Here is an idea that my friend Wendy and I came up with to display jewelry for an art show exhibit I did recently at Joanne's Frame Shop and Gallery.
I needed to find some way to display the jewelry so individual pieces could be viewed and accessed easily. It also needed to be easy to store, not overly bulky, assembled and set up quickly.
This idea was the result of a lot of brainstorming, trial and error and rummaging through my large stash of thrift store finds. To be perfectly honest, it does take a good amount of time to put together, but once done, it is something that can be used over and over again. The final result looked wonderful and received rave reviews.
It started out to be used in the gallery show. I was showing both mixed media art and jewelry, so my exhibit space was limited. This panel hung on the main wall and was able to hold many pieces. I liked the way it looked so after the show, I decided to make another panel and modify them for use in outdoor shows to hang from the sides of the tent. This would allow me to use just one table, and have many pieces on display. Rather than flipping through many boxes with jewelry, it will now be easily viewed.
I started with an old wooden shade from the thrift store. In our area, they always seem to be available and for just pennies. I took the length needed by cutting away the row of extra slats, then tied the ends off with the string from the shade and added additional security by wiring the edges.
The next step was to lay out my jewelry cards on the panel to figure out positioning space and lay the clothes pins where they needed to be. Beginning at the bottom of the panel, each pin was attached.
HOW TO ATTACH THE CLOTHESPINS
The side hole in the clothespin is threaded with wire.
Lay the wired clothespin in the position you want it located on the shade,then thread the wire through the sides of one slat, turn over and twist to secure it from the back. Continue until all the clips are placed on your shade
To hang this in the gallery, it was attached to a wall using staples and small nails between the slats. It was very sturdy and durable.
To make the transition from the gallery wall to the side walls of my tent, I had to come up with a system to hang it. This has been a lot of brainstorming, trying different materials to see what would be strong enough to hold it yet easy to assemble.
My first idea was to create a wooden frame around the border and attach it to the shade by slipping wood frame slats through loops I would place on the back. I decided against this - not wanting to transport and store 6ft long pieces of wood.
So Plan B was to attach some kind of hanging clips to the top, then thread chain through the clip, at the desired length, and secure the other end of the chain around the side walls metal brace. The chain can be cut the same lengths, so the panel would hang evenly.
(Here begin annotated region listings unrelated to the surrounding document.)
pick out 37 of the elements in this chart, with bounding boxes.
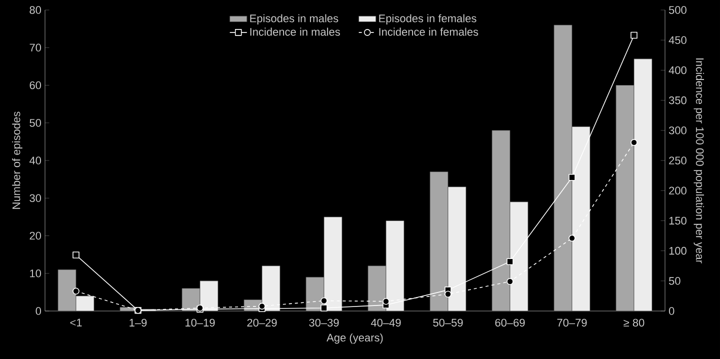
x-tick-label: 60–69	[495, 318, 525, 327]
y-tick-label: 10	[30, 269, 42, 278]
y2-tick-label: 100	[669, 246, 686, 255]
y2-tick-label: 400	[668, 66, 686, 74]
y-tick-label: 50	[30, 119, 42, 127]
y-tick-label: 20	[30, 232, 42, 240]
y2-tick-label: 450	[668, 36, 686, 44]
y-tick-label: 0	[36, 307, 42, 315]
legend-label: Episodes in females	[379, 14, 476, 24]
legend-label: Incidence in males	[250, 28, 340, 36]
x-tick-label: 40–49	[370, 318, 401, 327]
x-tick-label: 70–79	[557, 318, 587, 327]
x-tick-label: ≥ 80	[624, 318, 644, 327]
y2-tick-label: 500	[668, 6, 686, 14]
x-tick-label: 50–59	[433, 318, 463, 327]
y2-tick-label: 300	[668, 126, 686, 134]
x-tick-label: 30–39	[309, 318, 339, 327]
y2-tick-label: 350	[668, 96, 686, 104]
x-tick-label: 20–29	[247, 318, 277, 327]
x-tick-label: 10–19	[186, 318, 215, 327]
x-tick-label: <1	[70, 318, 82, 326]
y2-tick-label: 0	[668, 307, 674, 315]
y2-axis-title: Incidence per 100 000 population per year	[694, 58, 704, 264]
y-tick-label: 60	[30, 81, 42, 90]
legend-label: Incidence in females	[379, 28, 478, 36]
legend-label: Episodes in males	[250, 14, 338, 24]
y2-tick-label: 150	[669, 216, 686, 225]
y2-tick-label: 250	[669, 156, 686, 164]
y-tick-label: 30	[30, 194, 42, 202]
y2-tick-label: 200	[669, 186, 686, 194]
y-axis-title: Number of episodes	[12, 112, 22, 209]
x-tick-label: 1–9	[130, 318, 147, 327]
y-tick-label: 70	[30, 44, 42, 52]
y-tick-label: 40	[29, 156, 42, 164]
x-axis-title: Age (years)	[326, 333, 383, 344]
y-tick-label: 80	[30, 6, 42, 14]
y2-tick-label: 50	[668, 277, 680, 285]
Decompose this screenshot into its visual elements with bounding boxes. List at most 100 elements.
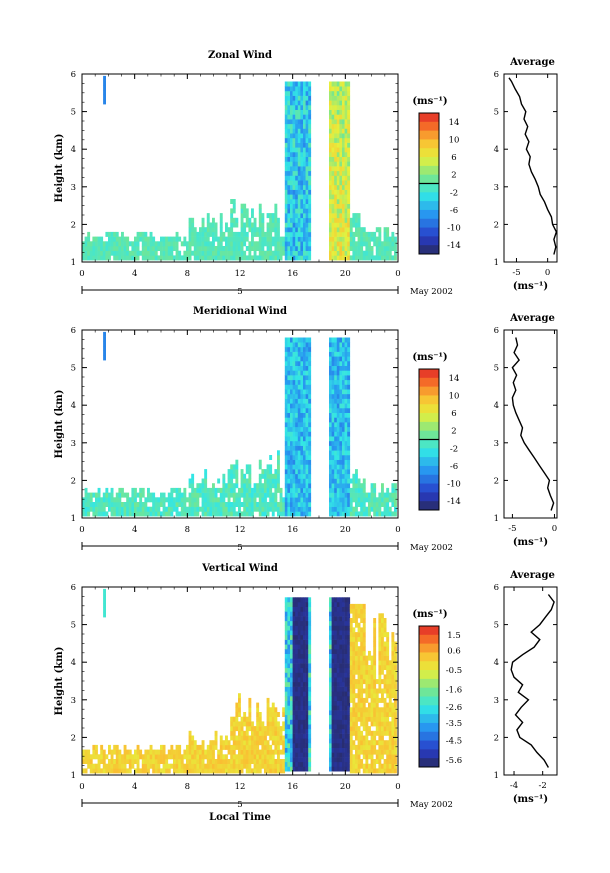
- heatmap-cell: [347, 109, 351, 115]
- heatmap-cell: [355, 255, 358, 261]
- heatmap-cell: [308, 691, 312, 697]
- heatmap-cell: [347, 511, 351, 517]
- heatmap-cell: [342, 473, 345, 479]
- heatmap-cell: [365, 492, 369, 498]
- heatmap-cell: [297, 250, 301, 256]
- heatmap-cell: [342, 450, 345, 456]
- heatmap-cell: [331, 342, 335, 348]
- heatmap-cell: [305, 133, 309, 139]
- heatmap-cell: [245, 208, 249, 214]
- heatmap-cell: [388, 236, 392, 242]
- heatmap-cell: [287, 227, 291, 233]
- heatmap-cell: [381, 241, 384, 247]
- heatmap-cell: [375, 693, 379, 699]
- heatmap-cell: [334, 625, 338, 631]
- heatmap-cell: [212, 506, 215, 512]
- heatmap-cell: [339, 681, 343, 687]
- heatmap-cell: [277, 255, 280, 261]
- heatmap-cell: [365, 241, 369, 247]
- heatmap-cell: [334, 86, 338, 92]
- heatmap-cell: [344, 724, 348, 730]
- heatmap-cell: [292, 663, 296, 669]
- heatmap-cell: [347, 644, 351, 650]
- heatmap-cell: [287, 170, 291, 176]
- average-y-tick-label: 6: [494, 326, 499, 336]
- heatmap-cell: [305, 724, 309, 730]
- heatmap-cell: [178, 236, 182, 242]
- heatmap-cell: [336, 128, 340, 134]
- heatmap-cell: [334, 180, 338, 186]
- heatmap-cell: [292, 497, 296, 503]
- heatmap-cell: [342, 128, 345, 134]
- heatmap-cell: [271, 483, 275, 489]
- heatmap-cell: [331, 123, 335, 129]
- heatmap-cell: [284, 705, 288, 711]
- heatmap-cell: [362, 712, 366, 717]
- heatmap-cell: [360, 641, 364, 647]
- heatmap-cell: [365, 255, 369, 261]
- heatmap-cell: [222, 231, 226, 237]
- heatmap-cell: [300, 611, 304, 617]
- heatmap-cell: [261, 730, 265, 736]
- heatmap-cell: [290, 464, 293, 470]
- x-tick-label: 0: [395, 525, 400, 535]
- heatmap-cell: [165, 506, 169, 512]
- heatmap-cell: [227, 502, 231, 507]
- heatmap-cell: [147, 236, 150, 242]
- heatmap-cell: [331, 653, 335, 659]
- heatmap-cell: [303, 208, 306, 214]
- heatmap-cell: [295, 714, 299, 720]
- heatmap-cell: [297, 705, 301, 711]
- heatmap-cell: [347, 208, 351, 214]
- heatmap-cell: [147, 768, 150, 774]
- heatmap-cell: [139, 236, 143, 242]
- heatmap-cell: [336, 426, 340, 432]
- heatmap-cell: [136, 763, 140, 769]
- heatmap-cell: [381, 726, 384, 732]
- heatmap-cell: [290, 175, 293, 181]
- heatmap-cell: [245, 222, 249, 228]
- heatmap-cell: [347, 752, 351, 758]
- heatmap-cell: [347, 86, 351, 92]
- heatmap-cell: [287, 644, 291, 650]
- heatmap-cell: [206, 241, 210, 247]
- heatmap-cell: [308, 728, 312, 734]
- heatmap-cell: [342, 511, 345, 517]
- heatmap-cell: [287, 422, 291, 428]
- heatmap-cell: [279, 497, 283, 503]
- heatmap-cell: [269, 222, 273, 228]
- heatmap-cell: [290, 431, 293, 437]
- heatmap-cell: [331, 625, 335, 631]
- heatmap-cell: [212, 487, 215, 493]
- heatmap-cell: [97, 763, 101, 769]
- heatmap-cell: [188, 492, 192, 498]
- heatmap-cell: [331, 175, 335, 181]
- heatmap-cell: [352, 707, 356, 713]
- heatmap-cell: [329, 86, 332, 92]
- heatmap-cell: [253, 726, 257, 732]
- heatmap-cell: [227, 478, 231, 484]
- heatmap-cell: [251, 749, 254, 755]
- heatmap-cell: [292, 227, 296, 233]
- heatmap-cell: [199, 236, 202, 242]
- heatmap-cell: [290, 606, 293, 612]
- heatmap-cell: [121, 236, 124, 242]
- colorbar-unit: (ms⁻¹): [412, 609, 447, 620]
- heatmap-cell: [375, 712, 379, 717]
- heatmap-cell: [225, 227, 228, 233]
- heatmap-cell: [269, 497, 273, 503]
- heatmap-cell: [162, 754, 166, 760]
- heatmap-cell: [303, 250, 306, 256]
- heatmap-cell: [110, 250, 114, 256]
- heatmap-cell: [274, 483, 278, 489]
- heatmap-cell: [352, 683, 356, 689]
- heatmap-cell: [308, 469, 312, 475]
- heatmap-cell: [378, 636, 382, 642]
- heatmap-cell: [375, 768, 379, 774]
- heatmap-cell: [342, 398, 345, 404]
- heatmap-cell: [339, 752, 343, 758]
- heatmap-cell: [279, 492, 283, 498]
- heatmap-cell: [274, 735, 278, 741]
- heatmap-cell: [212, 241, 215, 247]
- heatmap-cell: [297, 175, 301, 181]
Having 2 panels to clip, became a challenge. Once I found what I would use, I didn't have enough material for both. So I'll show you the way each was done..
First Panel: My husband had some metal parts in his stash that would work, but only had 8, which was enough to go across the entire top of the small panel. This metal thing was wired to the shade as close to the top as possible. A key ring was placed through that. I determined I need 15" of chain. One end will be placed into the key ring, the other end I'll loop around the top bar of the side wall of the tent and S hook it in place.
Then I wired them to the top of the shade, as described above. This panel used 11 clothespins.
I have not cut the lengths of chain yet, so it is not pictured here. I have a show at the Sellersville Gallery of the Arts, this Sunday. I'll take pictures and add them to the post, sometime next week. Or, if you are in the area, come by and see it in person.
I still need to come up with a simple way to tether the bottom of the panel so it is stable when it hangs, so that will be pictured as well.
Here is a picture of the two panels all rolled up and ready for transport. Very compact and won't take up much room in the car.
I hope this gives you some inspiration for your next display project. I would love to hear what other jewelry artist are doing as well!